Desde el fondo del salón me llegó claramente un resoplido lleno de desprecio.

—Kari Thue —dije en voz alta—, entiendo que estés impaciente. A ti no te interesan ni los calcetines ni los jerséis prestados. Pero voy a aprovechar la ocasión y preguntarte algo a ti. ¿Podrías tener la amabilidad de levantarte? Veo muy mal desde aquí atrás.

No hubo reacción.

—De acuerdo —dije—. Supongo que me oyes. ¿Cómo sabías que la madrugada en que murió Cato Hammer el vendaval amainó un rato alrededor de las tres?

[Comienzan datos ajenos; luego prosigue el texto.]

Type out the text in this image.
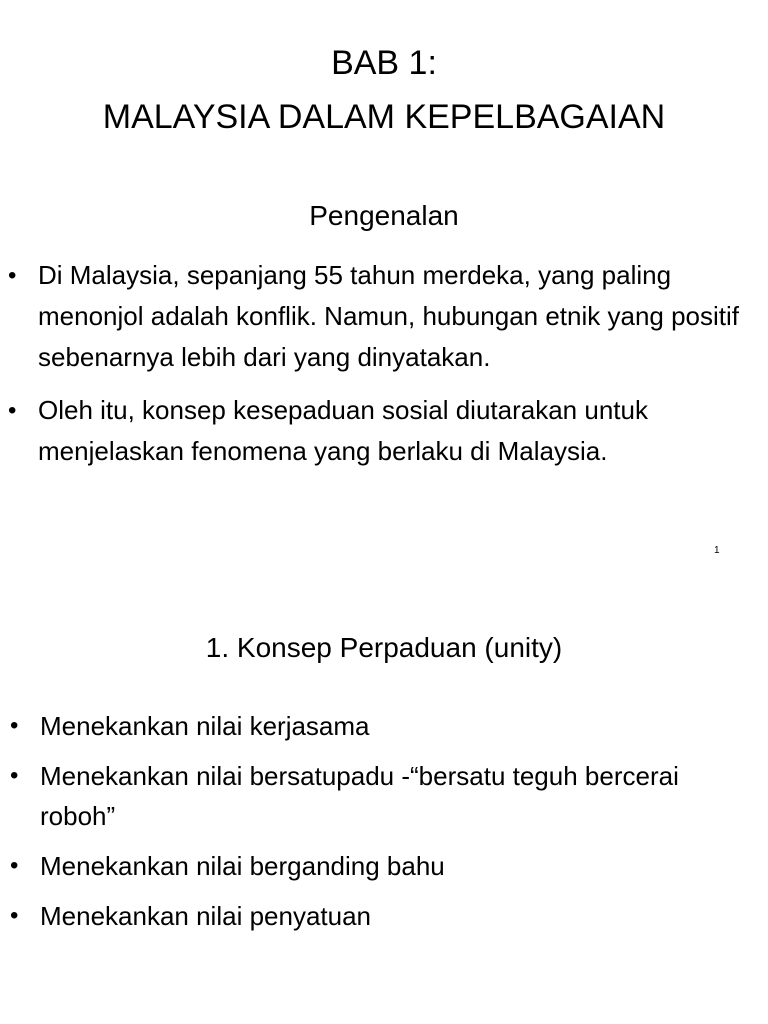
BAB 1:
MALAYSIA DALAM KEPELBAGAIAN
Pengenalan
• Di Malaysia, sepanjang 55 tahun merdeka, yang paling menonjol adalah konflik. Namun, hubungan etnik yang positif sebenarnya lebih dari yang dinyatakan.
• Oleh itu, konsep kesepaduan sosial diutarakan untuk menjelaskan fenomena yang berlaku di Malaysia.
1
1. Konsep Perpaduan (unity)
• Menekankan nilai kerjasama
• Menekankan nilai bersatupadu -“bersatu teguh bercerai roboh”
• Menekankan nilai berganding bahu
• Menekankan nilai penyatuan
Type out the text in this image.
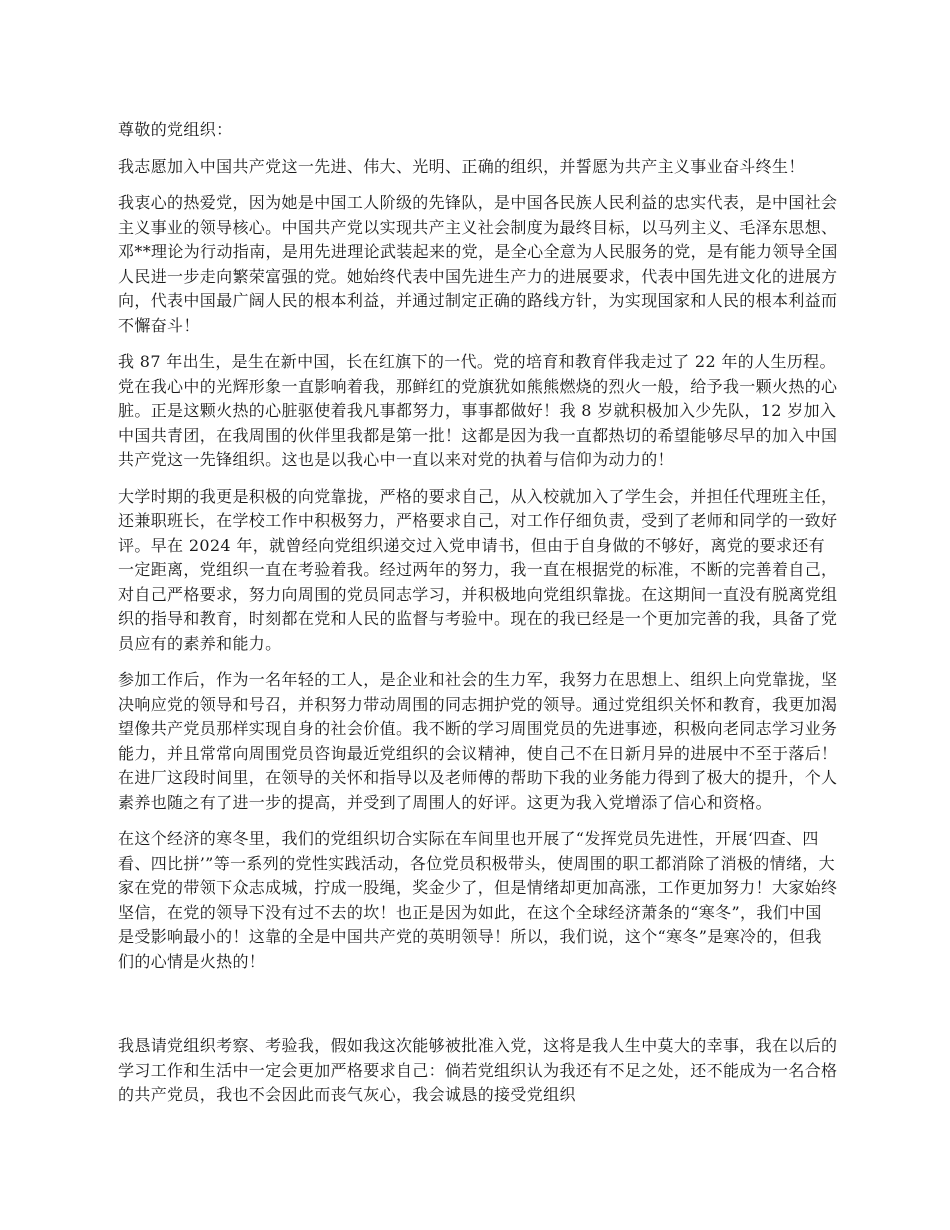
尊敬的党组织：

我志愿加入中国共产党这一先进、伟大、光明、正确的组织，并誓愿为共产主义事业奋斗终生！

我衷心的热爱党，因为她是中国工人阶级的先锋队，是中国各民族人民利益的忠实代表，是中国社会主义事业的领导核心。中国共产党以实现共产主义社会制度为最终目标，以马列主义、毛泽东思想、邓**理论为行动指南，是用先进理论武装起来的党，是全心全意为人民服务的党，是有能力领导全国人民进一步走向繁荣富强的党。她始终代表中国先进生产力的进展要求，代表中国先进文化的进展方向，代表中国最广阔人民的根本利益，并通过制定正确的路线方针，为实现国家和人民的根本利益而不懈奋斗！

我 87 年出生，是生在新中国，长在红旗下的一代。党的培育和教育伴我走过了 22 年的人生历程。党在我心中的光辉形象一直影响着我，那鲜红的党旗犹如熊熊燃烧的烈火一般，给予我一颗火热的心脏。正是这颗火热的心脏驱使着我凡事都努力，事事都做好！我 8 岁就积极加入少先队，12 岁加入中国共青团，在我周围的伙伴里我都是第一批！这都是因为我一直都热切的希望能够尽早的加入中国共产党这一先锋组织。这也是以我心中一直以来对党的执着与信仰为动力的！

大学时期的我更是积极的向党靠拢，严格的要求自己，从入校就加入了学生会，并担任代理班主任，还兼职班长，在学校工作中积极努力，严格要求自己，对工作仔细负责，受到了老师和同学的一致好评。早在 2024 年，就曾经向党组织递交过入党申请书，但由于自身做的不够好，离党的要求还有一定距离，党组织一直在考验着我。经过两年的努力，我一直在根据党的标准，不断的完善着自己，对自己严格要求，努力向周围的党员同志学习，并积极地向党组织靠拢。在这期间一直没有脱离党组织的指导和教育，时刻都在党和人民的监督与考验中。现在的我已经是一个更加完善的我，具备了党员应有的素养和能力。

参加工作后，作为一名年轻的工人，是企业和社会的生力军，我努力在思想上、组织上向党靠拢，坚决响应党的领导和号召，并积努力带动周围的同志拥护党的领导。通过党组织关怀和教育，我更加渴望像共产党员那样实现自身的社会价值。我不断的学习周围党员的先进事迹，积极向老同志学习业务能力，并且常常向周围党员咨询最近党组织的会议精神，使自己不在日新月异的进展中不至于落后！在进厂这段时间里，在领导的关怀和指导以及老师傅的帮助下我的业务能力得到了极大的提升，个人素养也随之有了进一步的提高，并受到了周围人的好评。这更为我入党增添了信心和资格。

在这个经济的寒冬里，我们的党组织切合实际在车间里也开展了“发挥党员先进性，开展‘四查、四看、四比拼’”等一系列的党性实践活动，各位党员积极带头，使周围的职工都消除了消极的情绪，大家在党的带领下众志成城，拧成一股绳，奖金少了，但是情绪却更加高涨，工作更加努力！大家始终坚信，在党的领导下没有过不去的坎！也正是因为如此，在这个全球经济萧条的“寒冬”，我们中国是受影响最小的！这靠的全是中国共产党的英明领导！所以，我们说，这个“寒冬”是寒冷的，但我们的心情是火热的！

我恳请党组织考察、考验我，假如我这次能够被批准入党，这将是我人生中莫大的幸事，我在以后的学习工作和生活中一定会更加严格要求自己：倘若党组织认为我还有不足之处，还不能成为一名合格的共产党员，我也不会因此而丧气灰心，我会诚恳的接受党组织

Ella seguía inmóvil. No podía verla, pero de repente me imaginé una liebre, una cría de liebre marrón que se aprieta aterrada contra el suelo, pensando que puede hacerse invisible.

La inquietud se propagó a su alrededor.

—Contéstale.

—¡Te ha hecho una pregunta!

—Pero si yo no sabía que el vendaval amainó sobre las tres —dijo Kari Thue, aún sin levantarse—. ¿Cómo puedes decir que yo…?

—Cuando empezaron a correr los rumores sobre la huida de Cato Hammer, tú ratificaste la teoría de que alguien había robado una moto de nieve diciendo que el vendaval había amainado justo sobre esa hora.

—Supongo simplemente que estaría despierta sobre las tres —se apresuró a decir Kari Thue; todavía no podía verla—. Estaría despierta, tampoco es tan raro. Y vi que el tiempo había mejorado.

—De acuerdo —dije—. Estabas despierta. Y de hecho justo a esa hora hacía menos viento. Lo corrobora el diario del hotel.

Se levantó y sonrió triunfante a sus partidarios, quienes le devolvieron la sonrisa, un poco preocupados.

—Exactamente. Entonces no entiendo por qué…

—Sin embargo dijiste que estabas dormida —la interrumpí—. A la mañana siguiente, al bajar a recepción, incluso te quejaste de lo dormida que estabas. En tu opinión era una irresponsabilidad que Berit hubiera dejado dormir a los huéspedes toda la noche. Habríamos podido sufrir una conmoción cerebral, dijiste; deberían habernos despertado.

—Pero yo…

—Según todos los indicios, Cato Hammer fue asesinado alrededor de las tres. ¿Estabas dormida o despierta? Sobre las tres, me refiero. Tendrás que elegir una u otra posibilidad, pues no pueden ser las dos a la vez. ¿Cuándo mentiste? ¿Entonces o ahora?

En el fondo me sentía a gusto. A decir verdad, me lo estaba pasando muy bien.

—Estaba… estaba despierta. Pero solo unos minutos, para… tuve que ir al lavabo. Luego me dormí, y dormí muy profundamente.

—De acuerdo. —Hice una mueca de indiferencia, antes de clavar la mirada en Mikkel—. También tú estuviste en el lavabo, ¿no? Sobre las tres de la madrugada del jueves.